Kloppenborg on Variation in the Reproduction of the Double Tradition 


Over on Hypotyposeis, Kloppenborg Nixes an Oral Q, Stephen Carlson draws attention to a new article: John S. Kloppenborg, “Variation in the Reproduction of the Double Tradition and an Oral Q?”, ETL 83 (2007): 53-80. As it happens, I have just read the same article myself and I was mighty impressed with it. Kloppenborg's primary targets are James D. G. Dunn and Terence Mournet, though there is surprisingly no reference to Jimmy Dunn's huge Jesus Remembered. What particularly impressed me about the article was its focus on a feature that is not often remarked upon in Synoptic studies, viz. the remarkable degree of verbatim agreement in some double tradition passages, drawing attention to the relative paucity of parallels to this high proportion of agreement among similar kinds of documents.
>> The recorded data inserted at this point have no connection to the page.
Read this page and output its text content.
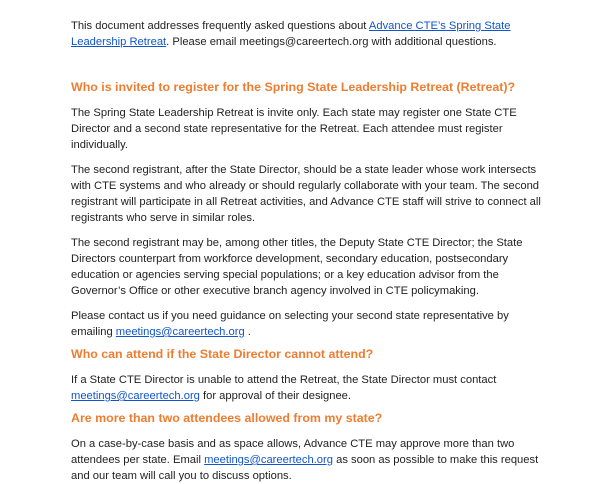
This document addresses frequently asked questions about Advance CTE’s Spring State Leadership Retreat. Please email meetings@careertech.org with additional questions.

Who is invited to register for the Spring State Leadership Retreat (Retreat)?

The Spring State Leadership Retreat is invite only. Each state may register one State CTE Director and a second state representative for the Retreat. Each attendee must register individually.

The second registrant, after the State Director, should be a state leader whose work intersects with CTE systems and who already or should regularly collaborate with your team. The second registrant will participate in all Retreat activities, and Advance CTE staff will strive to connect all registrants who serve in similar roles.

The second registrant may be, among other titles, the Deputy State CTE Director; the State Directors counterpart from workforce development, secondary education, postsecondary education or agencies serving special populations; or a key education advisor from the Governor’s Office or other executive branch agency involved in CTE policymaking.

Please contact us if you need guidance on selecting your second state representative by emailing meetings@careertech.org .

Who can attend if the State Director cannot attend?

If a State CTE Director is unable to attend the Retreat, the State Director must contact meetings@careertech.org for approval of their designee.

Are more than two attendees allowed from my state?

On a case-by-case basis and as space allows, Advance CTE may approve more than two attendees per state. Email meetings@careertech.org as soon as possible to make this request and our team will call you to discuss options.
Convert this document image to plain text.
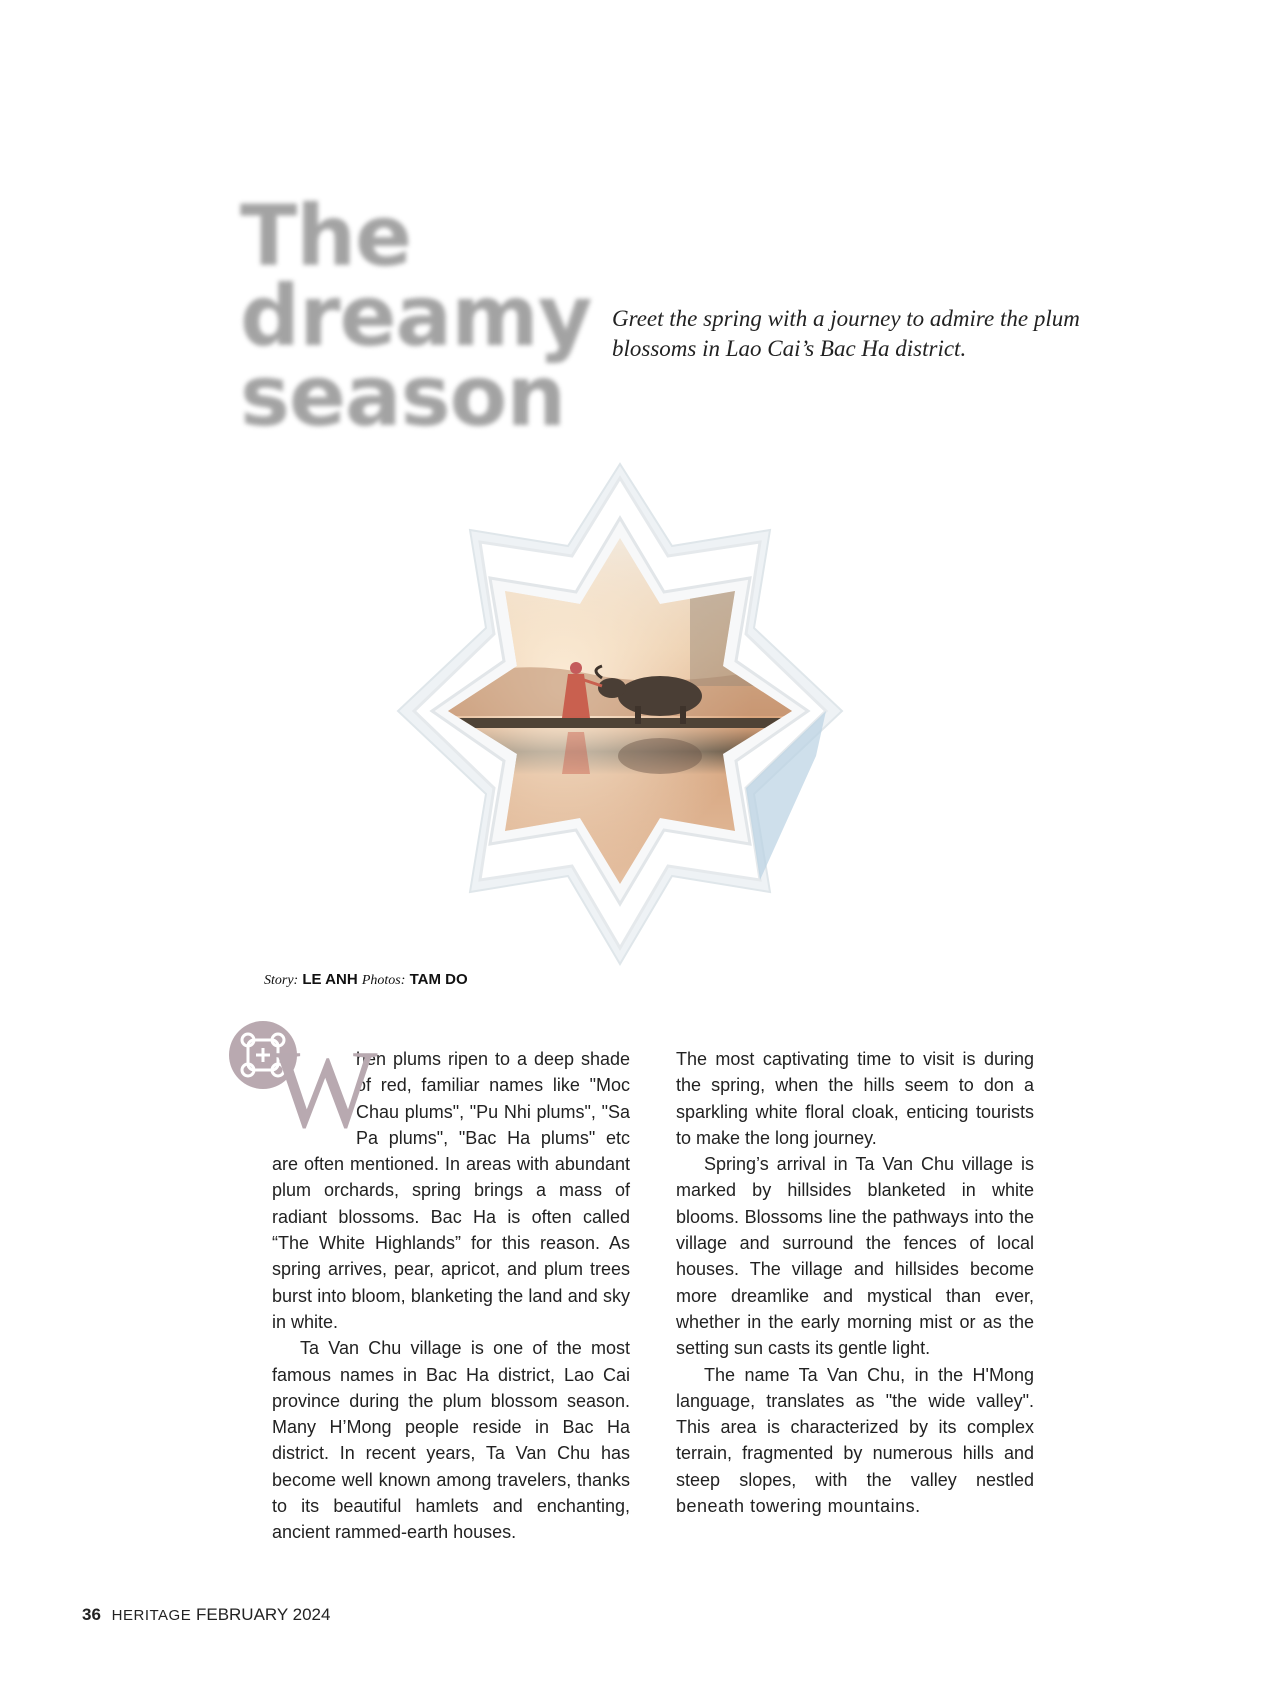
The
dreamy
season
Greet the spring with a journey to admire the plum blossoms in Lao Cai’s Bac Ha district.
Story: LE ANH Photos: TAM DO
W

hen plums ripen to a deep shade of red, familiar names like "Moc Chau plums", "Pu Nhi plums", "Sa Pa plums", "Bac Ha plums" etc are often mentioned. In areas with abundant plum orchards, spring brings a mass of radiant blossoms. Bac Ha is often called “The White Highlands” for this reason. As spring arrives, pear, apricot, and plum trees burst into bloom, blanketing the land and sky in white.

Ta Van Chu village is one of the most famous names in Bac Ha district, Lao Cai province during the plum blossom season. Many H’Mong people reside in Bac Ha district. In recent years, Ta Van Chu has become well known among travelers, thanks to its beautiful hamlets and enchanting, ancient rammed-earth houses.

The most captivating time to visit is during the spring, when the hills seem to don a sparkling white floral cloak, enticing tourists to make the long journey.

Spring’s arrival in Ta Van Chu village is marked by hillsides blanketed in white blooms. Blossoms line the pathways into the village and surround the fences of local houses. The village and hillsides become more dreamlike and mystical than ever, whether in the early morning mist or as the setting sun casts its gentle light.

The name Ta Van Chu, in the H'Mong language, translates as "the wide valley". This area is characterized by its complex terrain, fragmented by numerous hills and steep slopes, with the valley nestled beneath towering mountains.

36 HERITAGE FEBRUARY 2024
Because of our familiarity with the Synoptics, we often assume that this kind of agreement among dependent texts is the norm, and not unusual.

Perhaps given Kloppenborg's own extensive work on the Synoptic Problem, and given the article's focus specifically on Q, it is churlish of me to make the following remark, but I will make it all the same. A lot of the data gathered here is of interest and relevance more broadly in studies of the Synoptic Problem, and I find it a bit disappointing that the double tradition material is discussed solely in relation to the Q hypothesis, without any mention of competing theories. The issue is particularly focused in relation to verbatim agreement in the double tradition, where one is looking at the coincidence of independent close copying of a hypothetical document by both Matthew and Luke. In other words, it is even more remarkable that Matthew and Luke agree so closely in this double tradition material if they are both doing this independently of one another in relation to another entity (unseen by us). Kloppenborg is right to problematize the high proportion of verbatim agreement in double tradition material with respect to theories about an oral Q; I would like to take it a stage further and problematize the high proportion of verbatim agreement in double tradition material with respect to a written Q.

Those comments, though, require some further teasing out, and I hope to publish on the issue in due course. (I discussed this a bit in my paper in Baltimore in March, and I'll be touching on it in my paper at the SBL Annual Meeting Q Section (abstract here, see number 1). In this blog post, I just wanted to register my opinion on what a fine and valuable article this is, compulsory reading for those researching the Synoptic Gospels.